Both Salvi and Ratolikar are largely looking for full-time employees to fill these open positions and are partnering with certification and training organizations and establishing sub-committees as a means to reach out to potential candidates.
Benefits for Banks:Undoubtedly, one of the major benefits of the guidelines is the greater visibility and independence given to the CISO position at banks. RBI's best practices mandate the CISO to directly report to either the head of risk or the executive director to gain more independence in executing their roles and responsibilities effectively. As a result, they now have direct access to the board and are part of the strategic decision making at banks.
"This has increased my scope of operations and broadened the spectrum of what a CISO should look at from an information security perspective," Salvi says.

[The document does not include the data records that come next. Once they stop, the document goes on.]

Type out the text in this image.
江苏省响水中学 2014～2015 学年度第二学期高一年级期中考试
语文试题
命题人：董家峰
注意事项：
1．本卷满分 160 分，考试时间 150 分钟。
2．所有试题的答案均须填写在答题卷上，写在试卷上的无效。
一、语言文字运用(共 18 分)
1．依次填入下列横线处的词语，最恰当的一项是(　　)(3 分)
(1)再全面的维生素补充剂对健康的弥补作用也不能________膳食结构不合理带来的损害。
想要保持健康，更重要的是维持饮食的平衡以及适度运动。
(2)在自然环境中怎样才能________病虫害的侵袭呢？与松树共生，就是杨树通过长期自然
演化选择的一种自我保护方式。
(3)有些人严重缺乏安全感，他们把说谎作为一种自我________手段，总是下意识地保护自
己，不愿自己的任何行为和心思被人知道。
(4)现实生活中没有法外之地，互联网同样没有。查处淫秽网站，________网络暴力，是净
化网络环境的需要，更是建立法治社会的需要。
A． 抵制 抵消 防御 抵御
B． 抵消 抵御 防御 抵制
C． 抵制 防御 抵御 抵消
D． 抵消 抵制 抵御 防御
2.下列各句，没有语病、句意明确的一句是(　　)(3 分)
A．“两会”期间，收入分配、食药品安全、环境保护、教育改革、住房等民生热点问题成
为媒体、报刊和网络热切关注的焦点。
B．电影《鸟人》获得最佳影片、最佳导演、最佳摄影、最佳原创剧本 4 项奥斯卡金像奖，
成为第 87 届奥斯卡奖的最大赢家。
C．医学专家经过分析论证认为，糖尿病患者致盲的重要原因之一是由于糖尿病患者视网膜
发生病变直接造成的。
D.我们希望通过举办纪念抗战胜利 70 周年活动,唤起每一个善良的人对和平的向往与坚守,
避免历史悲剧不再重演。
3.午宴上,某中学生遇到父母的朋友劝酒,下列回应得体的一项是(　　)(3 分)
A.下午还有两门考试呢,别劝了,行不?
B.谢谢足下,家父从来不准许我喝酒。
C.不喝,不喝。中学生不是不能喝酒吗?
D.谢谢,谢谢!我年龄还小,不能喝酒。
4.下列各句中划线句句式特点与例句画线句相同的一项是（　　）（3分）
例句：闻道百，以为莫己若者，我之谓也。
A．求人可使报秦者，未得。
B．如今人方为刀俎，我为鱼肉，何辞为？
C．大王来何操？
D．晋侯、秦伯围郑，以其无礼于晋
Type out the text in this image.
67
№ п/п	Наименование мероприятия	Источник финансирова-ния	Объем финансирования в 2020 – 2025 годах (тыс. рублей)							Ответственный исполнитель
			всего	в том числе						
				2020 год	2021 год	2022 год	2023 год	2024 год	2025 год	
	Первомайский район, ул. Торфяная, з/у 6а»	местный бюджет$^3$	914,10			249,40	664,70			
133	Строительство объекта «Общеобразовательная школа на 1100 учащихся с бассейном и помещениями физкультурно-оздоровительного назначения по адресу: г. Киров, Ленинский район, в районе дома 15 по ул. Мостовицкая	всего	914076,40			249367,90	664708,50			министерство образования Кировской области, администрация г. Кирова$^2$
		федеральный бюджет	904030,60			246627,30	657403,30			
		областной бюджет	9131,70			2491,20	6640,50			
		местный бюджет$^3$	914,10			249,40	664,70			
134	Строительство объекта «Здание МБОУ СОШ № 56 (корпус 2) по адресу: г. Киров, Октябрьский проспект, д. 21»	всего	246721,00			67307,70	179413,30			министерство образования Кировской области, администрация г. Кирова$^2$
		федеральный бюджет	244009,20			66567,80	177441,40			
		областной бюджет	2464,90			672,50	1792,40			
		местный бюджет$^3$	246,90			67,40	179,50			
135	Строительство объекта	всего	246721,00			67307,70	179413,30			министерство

In the past, guidelines touched upon one or two specific areas within information security, i.e. mobile applications or authentication structure. However, the new principles provide a holistic approach in managing enterprise risk that covers all aspects of information security and clearly lays out what is the expected role of a CISO in spearheading these initiatives.
There are specifications on authentication, customer awareness, application security and the emerging area of consumerization, which has never been addressed in the past, Ratolikar says.
"For the first time, the entire scope of information security and its leadership role has received visibility and attention from a banking regulator," Ratolikar says.
To meet compliance, CISOs are directly working in collaboration with experts in legal, risk, audit, operations, and fraud in addition to IT to secure information and systems.
"I am looking into all touch points for managing risk," Salvi says. These guidelines have acted in aiding sponsorship for implementing security initiatives throughout the organization, which otherwise would have taken a long time, he says. At present, there are no penalties specified by the RBI for non-compliance by banks, but industry experts anticipate further direction from the regulatory authority next year to address this issue.
"RBI's guidelines are not negotiable," Mookhey says. "Banks and leaders cannot afford to pick and choose, they have to implement everything, so prioritizing and creating a road map will be a key factor for success."